Will forced himself to slow things down. The first rule of interviewing was to be calm, because it was hard to spot whether or not someone else was tense when you were tense yourself. Judith had gone still when he’d asked the last question, so he repeated it. “Pauline McGhee or Pauline Seward?”
She shook her head. “No.”
“How often does Tom pick up donations?”
Judith’s voice took on a falsely cheerful tone. “You know, I’m not sure.
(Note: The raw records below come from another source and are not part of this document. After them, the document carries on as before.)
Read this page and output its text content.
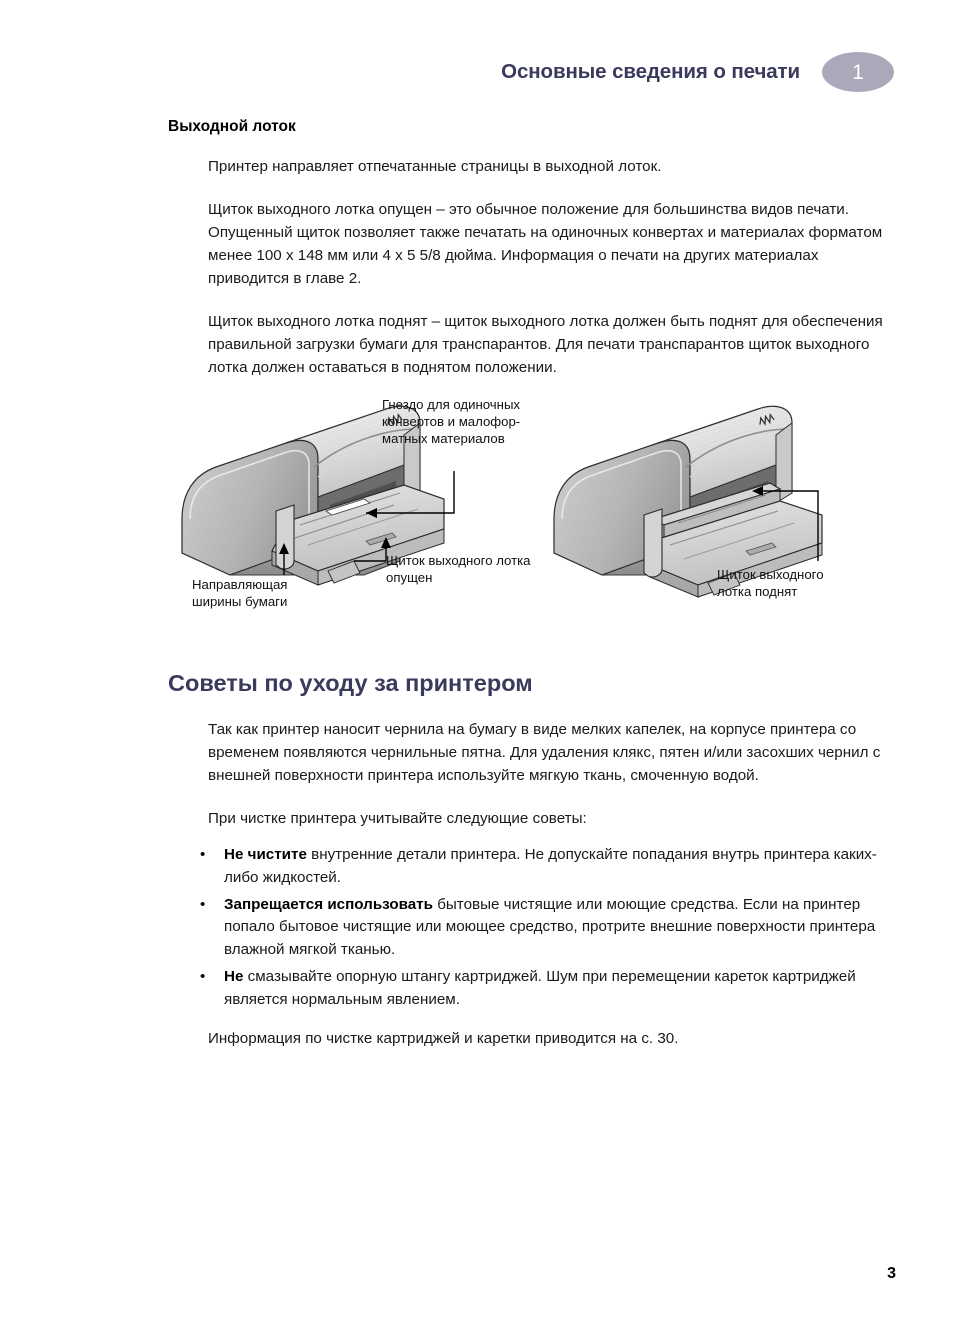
Основные сведения о печати 1
Выходной лоток

Принтер направляет отпечатанные страницы в выходной лоток.

Щиток выходного лотка опущен – это обычное положение для большинства видов печати. Опущенный щиток позволяет также печатать на одиночных конвертах и материалах форматом менее 100 x 148 мм или 4 x 5 5/8 дюйма. Информация о печати на других материалах приводится в главе 2.

Щиток выходного лотка поднят – щиток выходного лотка должен быть поднят для обеспечения правильной загрузки бумаги для транспарантов. Для печати транспарантов щиток выходного лотка должен оставаться в поднятом положении.

Гнездо для одиночных
конвертов и малофор-
матных материалов
Щиток выходного лотка
опущен
Направляющая
ширины бумаги
Щиток выходного
лотка поднят
Советы по уходу за принтером

Так как принтер наносит чернила на бумагу в виде мелких капелек, на корпусе принтера со временем появляются чернильные пятна. Для удаления клякс, пятен и/или засохших чернил с внешней поверхности принтера используйте мягкую ткань, смоченную водой.

При чистке принтера учитывайте следующие советы:

• Не чистите внутренние детали принтера. Не допускайте попадания внутрь принтера каких-либо жидкостей.
• Запрещается использовать бытовые чистящие или моющие средства. Если на принтер попало бытовое чистящие или моющее средство, протрите внешние поверхности принтера влажной мягкой тканью.
• Не смазывайте опорную штангу картриджей. Шум при перемещении кареток картриджей является нормальным явлением.

Информация по чистке картриджей и каретки приводится на с. 30.

3
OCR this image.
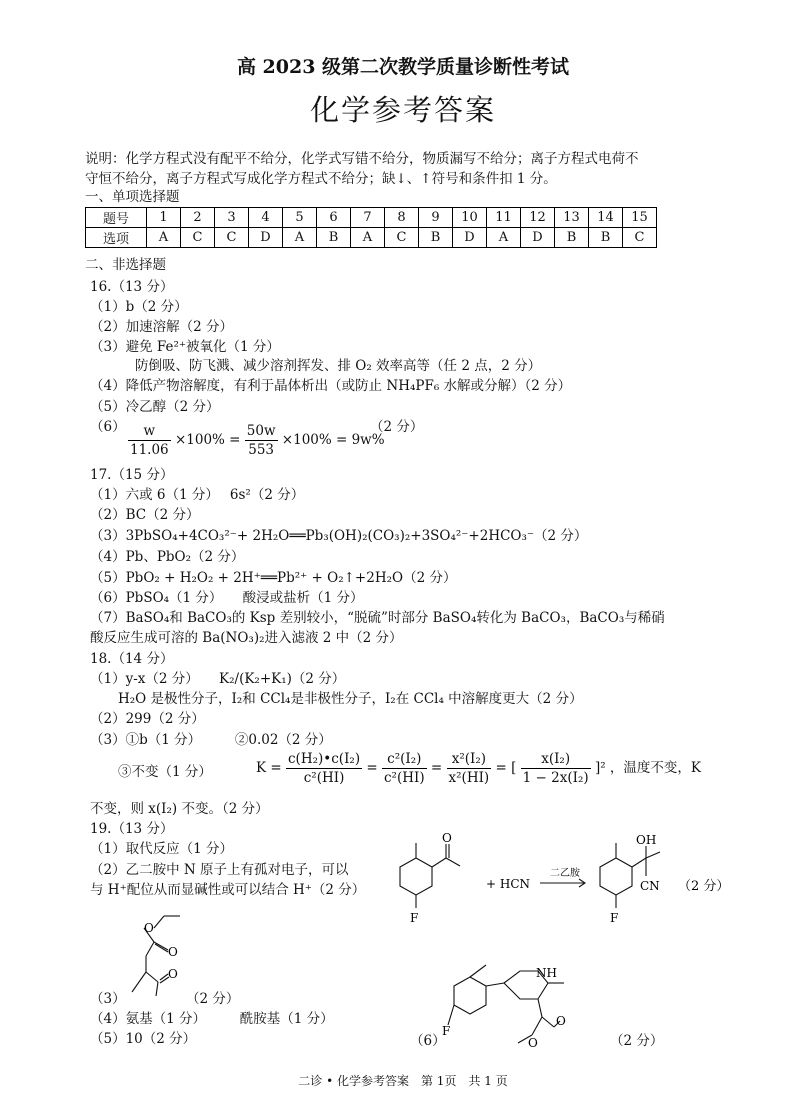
高 2023 级第二次教学质量诊断性考试
化学参考答案
说明：化学方程式没有配平不给分，化学式写错不给分，物质漏写不给分；离子方程式电荷不
守恒不给分，离子方程式写成化学方程式不给分；缺↓、↑符号和条件扣 1 分。
一、单项选择题
题号	1	2	3	4	5	6	7	8	9	10	11	12	13	14	15
选项	A	C	C	D	A	B	A	C	B	D	A	D	B	B	C
二、非选择题
16.（13 分）
（1）b（2 分）
（2）加速溶解（2 分）
（3）避免 Fe²⁺被氧化（1 分）
防倒吸、防飞溅、减少溶剂挥发、排 O₂ 效率高等（任 2 点，2 分）
（4）降低产物溶解度，有利于晶体析出（或防止 NH₄PF₆ 水解或分解）（2 分）
（5）冷乙醇（2 分）
$(6) \frac{w}{11.06} \times 100\% = \frac{50w}{553} \times 100\% = 9w\%$
（2 分）
17.（15 分）
（1）六或 6（1 分）　 6s²（2 分）
（2）BC（2 分）
（3）3PbSO₄+4CO₃²⁻+ 2H₂O══Pb₃(OH)₂(CO₃)₂+3SO₄²⁻+2HCO₃⁻（2 分）
（4）Pb、PbO₂（2 分）
（5）PbO₂ + H₂O₂ + 2H⁺══Pb²⁺ + O₂↑+2H₂O（2 分）
（6）PbSO₄（1 分）　　酸浸或盐析（1 分）
（7）BaSO₄和 BaCO₃的 Ksp 差别较小，“脱硫”时部分 BaSO₄转化为 BaCO₃，BaCO₃与稀硝
酸反应生成可溶的 Ba(NO₃)₂进入滤液 2 中（2 分）
18.（14 分）
（1）y-x（2 分）　　K₂/(K₂+K₁)（2 分）
H₂O 是极性分子，I₂和 CCl₄是非极性分子，I₂在 CCl₄ 中溶解度更大（2 分）
（2）299（2 分）
（3）①b（1 分）　　　②0.02（2 分）
③不变（1 分）	$K = \frac{\text{c(H₂)•c(I₂)}}{\text{c²(HI)}} = \frac{\text{c²(I₂)}}{\text{c²(HI)}} = \frac{\text{x²(I₂)}}{\text{x²(HI)}}$ = [ $\frac{\text{x(I₂)}}{\text{1 − 2x(I₂)}} ]^2$ ，温度不变，K
不变，则 x(I₂) 不变。（2 分）
19.（13 分）
（1）取代反应（1 分）
（2）乙二胺中 N 原子上有孤对电子，可以
与 H⁺配位从而显碱性或可以结合 H⁺（2 分）
O
F
+ HCN
二乙胺
OH
CN
F
（2 分）
O
O
O
（3）	（2 分）
（4）氨基（1 分）　　　酰胺基（1 分）
（5）10（2 分）
NH
O
O
F
（6）	（2 分）
二诊 • 化学参考答案　第 1页　共 1 页
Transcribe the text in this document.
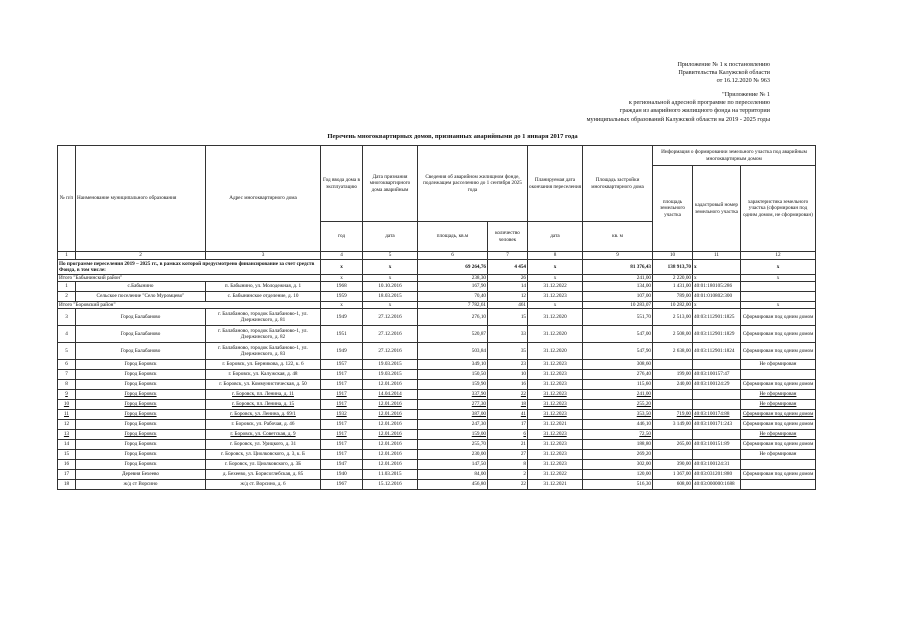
Приложение № 1 к постановлению
Правительства Калужской области
от 16.12.2020 № 963
"Приложение № 1
к региональной адресной программе по переселению
граждан из аварийного жилищного фонда на территории
муниципальных образований Калужской области на 2019 - 2025 годы
Перечень многоквартирных домов, признанных аварийными до 1 января 2017 года
№ п/п	Наименование муниципального образования	Адрес многоквартирного дома	Год ввода дома в эксплуатацию	Дата признания многоквартирного дома аварийным	Сведения об аварийном жилищном фонде, подлежащем расселению до 1 сентября 2025 года		Планируемая дата окончания переселения	Площадь застройки многоквартирного дома	Информация о формировании земельного участка под аварийным многоквартирным домом		
									площадь земельного участка	кадастровый номер земельного участка	характеристика земельного участка (сформирован под одним домом, не сформирован)
			год	дата	площадь, кв.м	количество человек	дата	кв. м			
1	2	3	4	5	6	7	8	9	10	11	12
По программе переселения 2019 – 2025 гг., в рамках которой предусмотрено финансирование за счет средств Фонда, в том числе:			x	x	69 264,76	4 454	x	81 376,43	138 913,70	x	x
Итого "Бабынинский район"			x	x	238,30	26	x	241,00	2 220,00	x	x
1	с.Бабынино	п. Бабынино, ул. Молодежная, д. 1	1968	10.10.2016	167,90	14	31.12.2022	134,00	1 431,00	40:01:180105:286	
2	Сельское поселение "Село Муромцево"	с. Бабынинское отделение, д. 10	1959	18.03.2015	70,40	12	31.12.2023	107,00	789,00	40:01:010802:300	
Итого "Боровский район"			x	x	7 782,61	461	x	10 283,07	10 282,00	x	x
3	Город Балабаново	г. Балабаново, городок Балабаново-1, ул. Дзержинского, д. 81	1949	27.12.2016	276,10	15	31.12.2020	551,70	2 513,00	40:03:112901:1825	Сформирован под одним домом
4	Город Балабаново	г. Балабаново, городок Балабаново-1, ул. Дзержинского, д. 82	1951	27.12.2016	520,87	33	31.12.2020	547,00	2 508,00	40:03:112901:1829	Сформирован под одним домом
5	Город Балабаново	г. Балабаново, городок Балабаново-1, ул. Дзержинского, д. 83	1949	27.12.2016	503,84	35	31.12.2020	547,90	2 638,00	40:03:112901:1824	Сформирован под одним домом
6	Город Боровск	г. Боровск, ул. Берникова, д. 122, к. 6	1957	19.03.2015	349,10	23	31.12.2023	308,60			Не сформирован
7	Город Боровск	г. Боровск, ул. Калужская, д. 48	1917	19.03.2015	150,50	10	31.12.2023	276,40	199,00	40:03:100157:47	
8	Город Боровск	г. Боровск, ул. Коммунистическая, д. 50	1917	12.01.2016	159,90	16	31.12.2023	115,60	240,00	40:03:100124:29	Сформирован под одним домом
9	Город Боровск	г. Боровск, пл. Ленина, д. 11	1917	14.04.2014	337,90	22	31.12.2023	241,00			Не сформирован
10	Город Боровск	г. Боровск, пл. Ленина, д. 15	1917	12.01.2016	277,30	18	31.12.2023	255,20			Не сформирован
11	Город Боровск	г. Боровск, ул. Ленина, д. 69/1	1932	12.01.2016	387,00	41	31.12.2023	353,50	719,00	40:03:100174:88	Сформирован под одним домом
12	Город Боровск	г. Боровск, ул. Рабочая, д. 46	1917	12.01.2016	247,30	17	31.12.2021	446,10	3 149,00	40:03:100171:243	Сформирован под одним домом
13	Город Боровск	г. Боровск, ул. Советская, д. 9	1917	12.01.2016	159,00	6	31.12.2023	72,50			Не сформирован
14	Город Боровск	г. Боровск, ул. Урицкого, д. 31	1917	12.01.2016	255,70	21	31.12.2023	188,80	265,00	40:03:100151:89	Сформирован под одним домом
15	Город Боровск	г. Боровск, ул. Циолковского, д. 3, к. Б	1917	12.01.2016	230,00	27	31.12.2023	269,20			Не сформирован
16	Город Боровск	г. Боровск, ул. Циолковского, д. 3Б	1947	12.01.2016	147,50	8	31.12.2023	302,00	390,00	40:03:100124:31	
17	Деревня Бехеево	д. Бехеево, ул. Борисоглебская, д. 85	1940	11.03.2015	84,00	2	31.12.2022	120,00	1 367,00	40:03:031201:880	Сформирован под одним домом
18	ж/д ст Ворсино	ж/д ст. Ворсино, д. 6	1967	15.12.2016	456,80	22	31.12.2021	516,30	608,00	40:03:000000:1688	
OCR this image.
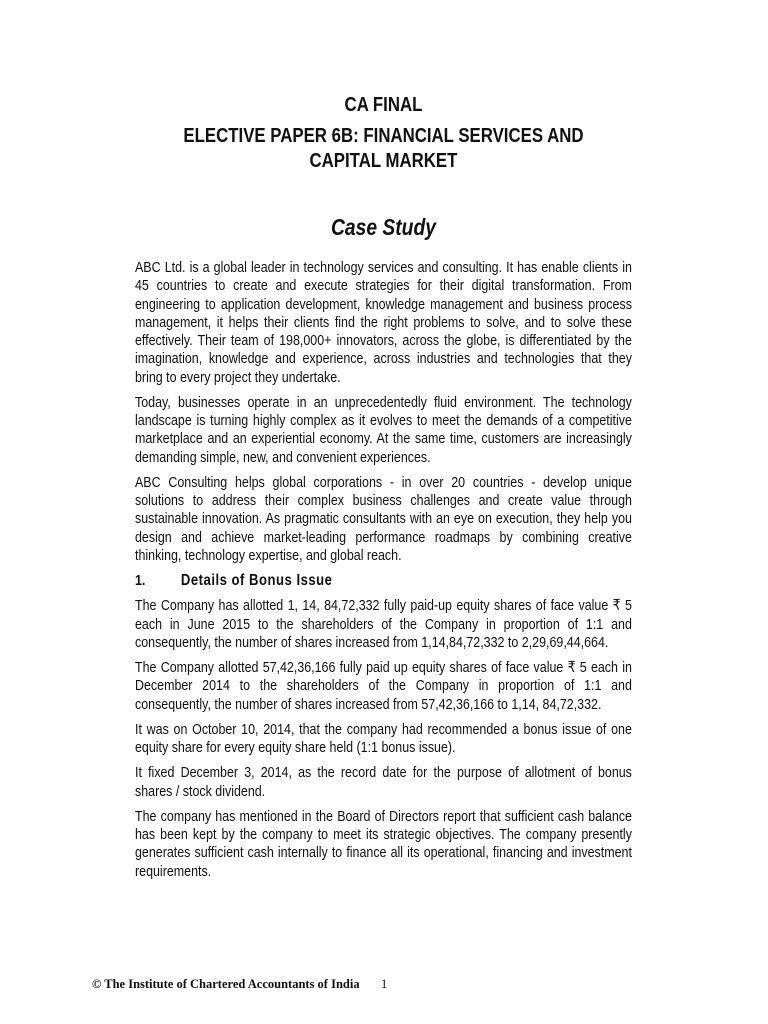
CA FINAL
ELECTIVE PAPER 6B: FINANCIAL SERVICES AND
CAPITAL MARKET
Case Study

ABC Ltd. is a global leader in technology services and consulting. It has enable clients in 45 countries to create and execute strategies for their digital transformation. From engineering to application development, knowledge management and business process management, it helps their clients find the right problems to solve, and to solve these effectively. Their team of 198,000+ innovators, across the globe, is differentiated by the imagination, knowledge and experience, across industries and technologies that they bring to every project they undertake.

Today, businesses operate in an unprecedentedly fluid environment. The technology landscape is turning highly complex as it evolves to meet the demands of a competitive marketplace and an experiential economy. At the same time, customers are increasingly demanding simple, new, and convenient experiences.

ABC Consulting helps global corporations - in over 20 countries - develop unique solutions to address their complex business challenges and create value through sustainable innovation. As pragmatic consultants with an eye on execution, they help you design and achieve market-leading performance roadmaps by combining creative thinking, technology expertise, and global reach.

1. Details of Bonus Issue

The Company has allotted 1, 14, 84,72,332 fully paid-up equity shares of face value ₹ 5 each in June 2015 to the shareholders of the Company in proportion of 1:1 and consequently, the number of shares increased from 1,14,84,72,332 to 2,29,69,44,664.

The Company allotted 57,42,36,166 fully paid up equity shares of face value ₹ 5 each in December 2014 to the shareholders of the Company in proportion of 1:1 and consequently, the number of shares increased from 57,42,36,166 to 1,14, 84,72,332.

It was on October 10, 2014, that the company had recommended a bonus issue of one equity share for every equity share held (1:1 bonus issue).

It fixed December 3, 2014, as the record date for the purpose of allotment of bonus shares / stock dividend.

The company has mentioned in the Board of Directors report that sufficient cash balance has been kept by the company to meet its strategic objectives. The company presently generates sufficient cash internally to finance all its operational, financing and investment requirements.

© The Institute of Chartered Accountants of India 1
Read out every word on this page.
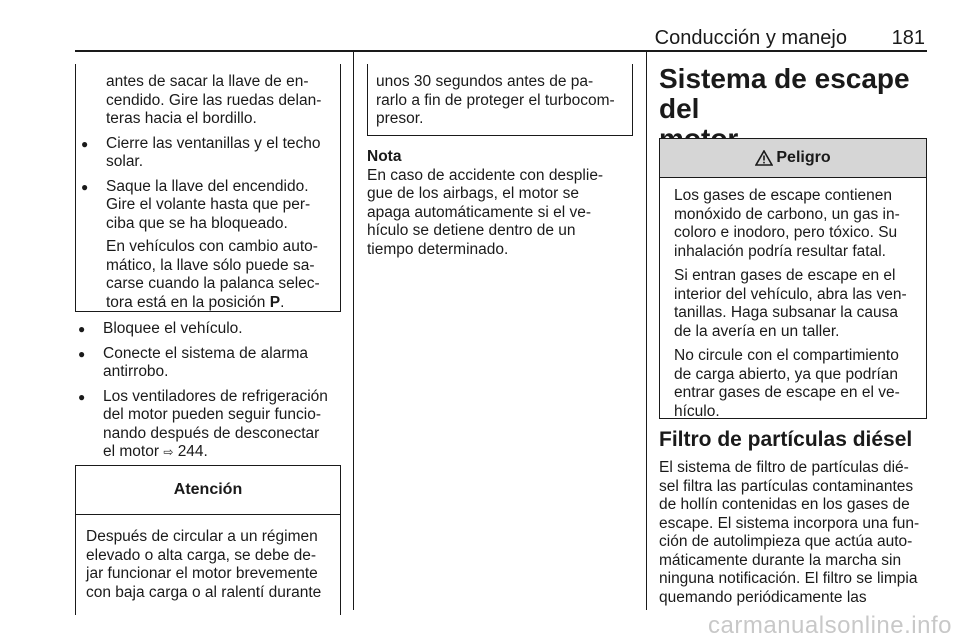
Conducción y manejo 181
antes de sacar la llave de en-
cendido. Gire las ruedas delan-
teras hacia el bordillo.
● Cierre las ventanillas y el techo
solar.
● Saque la llave del encendido.
Gire el volante hasta que per-
ciba que se ha bloqueado.
En vehículos con cambio auto-
mático, la llave sólo puede sa-
carse cuando la palanca selec-
tora está en la posición P.
● Bloquee el vehículo.
● Conecte el sistema de alarma
antirrobo.
● Los ventiladores de refrigeración
del motor pueden seguir funcio-
nando después de desconectar
el motor ⇨ 244.
Atención
Después de circular a un régimen
elevado o alta carga, se debe de-
jar funcionar el motor brevemente
con baja carga o al ralentí durante
unos 30 segundos antes de pa-
rarlo a fin de proteger el turbocom-
presor.
Nota
En caso de accidente con desplie-
gue de los airbags, el motor se
apaga automáticamente si el ve-
hículo se detiene dentro de un
tiempo determinado.
Sistema de escape del
Peligro
Los gases de escape contienen
monóxido de carbono, un gas in-
coloro e inodoro, pero tóxico. Su
inhalación podría resultar fatal.
Si entran gases de escape en el
interior del vehículo, abra las ven-
tanillas. Haga subsanar la causa
de la avería en un taller.
No circule con el compartimiento
de carga abierto, ya que podrían
entrar gases de escape en el ve-
hículo.
Filtro de partículas diésel
El sistema de filtro de partículas dié-
sel filtra las partículas contaminantes
de hollín contenidas en los gases de
escape. El sistema incorpora una fun-
ción de autolimpieza que actúa auto-
máticamente durante la marcha sin
ninguna notificación. El filtro se limpia
quemando periódicamente las
carmanualsonline.info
I’ve got my calendar in here somewhere. I usually mark the dates.” She opened one of the kitchen drawers and started to rummage around. She was visibly nervous, and he knew she had opened the drawer to give herself something to do other than look him in the eye. She chattered on, telling Will, “Tom is so good about giving his time. He’s very involved in the youth group at his church. The whole family volunteers at the soup kitchen once a month.”
Will didn’t let her get sidetracked. “Does he go out alone to pick up donations?”
“Unless there’s a couch or something large.” She closed the drawer and opened another. “I have no idea where my calendar is. All those years I wanted my husband home with me, and now he drives me crazy putting things up where they don’t belong.”
Will glanced out the front window, wondering what was keeping Faith. “The children are here?”
She opened another drawer. “Napping in the back.”
“Tom said he would meet me here. Why didn’t he tell us he was at the crime scene where your car hit Anna Lindsey?”
“What?” She looked momentarily confused, but told him, “Well, I called Tom to come see Henry. I thought he was having a heart attack, that Tom would want to be there, that—”
“But Tom didn’t tell us he was there,” Will repeated. “And neither did you.”
“It didn’t …” She waved her hand, dismissing it. “He wanted to be with his father.”
“These women who were abducted were cautious women. They wouldn’t open the door to just anybody. It would have to have been someone they trusted. Somebody they knew was coming.”
She stopped looking for the calendar. Her face showed her thoughts as clear as a picture: She knew something was horribly wrong.
Will asked, “Where is your son, Mrs. Coldfield?”
Tears welled into her eyes. “Why are you asking all these questions about Tom?”
“He was supposed to meet me here.”
Her voice was almost a whisper. “He said he had to go home. I don’t understand …”
Will realized something then—something Faith had said on the phone. She’d already talked to Tom Coldfield. The reason she wasn’t here yet was because Tom had sent her to the wrong house.
Will made his voice deadly serious. “Mrs. Coldfield, I need to know where Tom is right now.”
She put her hand to her mouth, tears spilling from her eyes.
There was a phone on the wall. Will snatched the receiver off the hook. He dialed in Faith’s cell phone number, but his finger didn’t make it to the last digit. There was a searing pain in his back, the worst muscle spasm he’d ever had in his life. Will put his hand to his shoulder, his fingers feeling for a knot, but all he felt was cold, sharp metal. He looked down to find the bloody tip of what had to be a very large knife sticking out of his chest.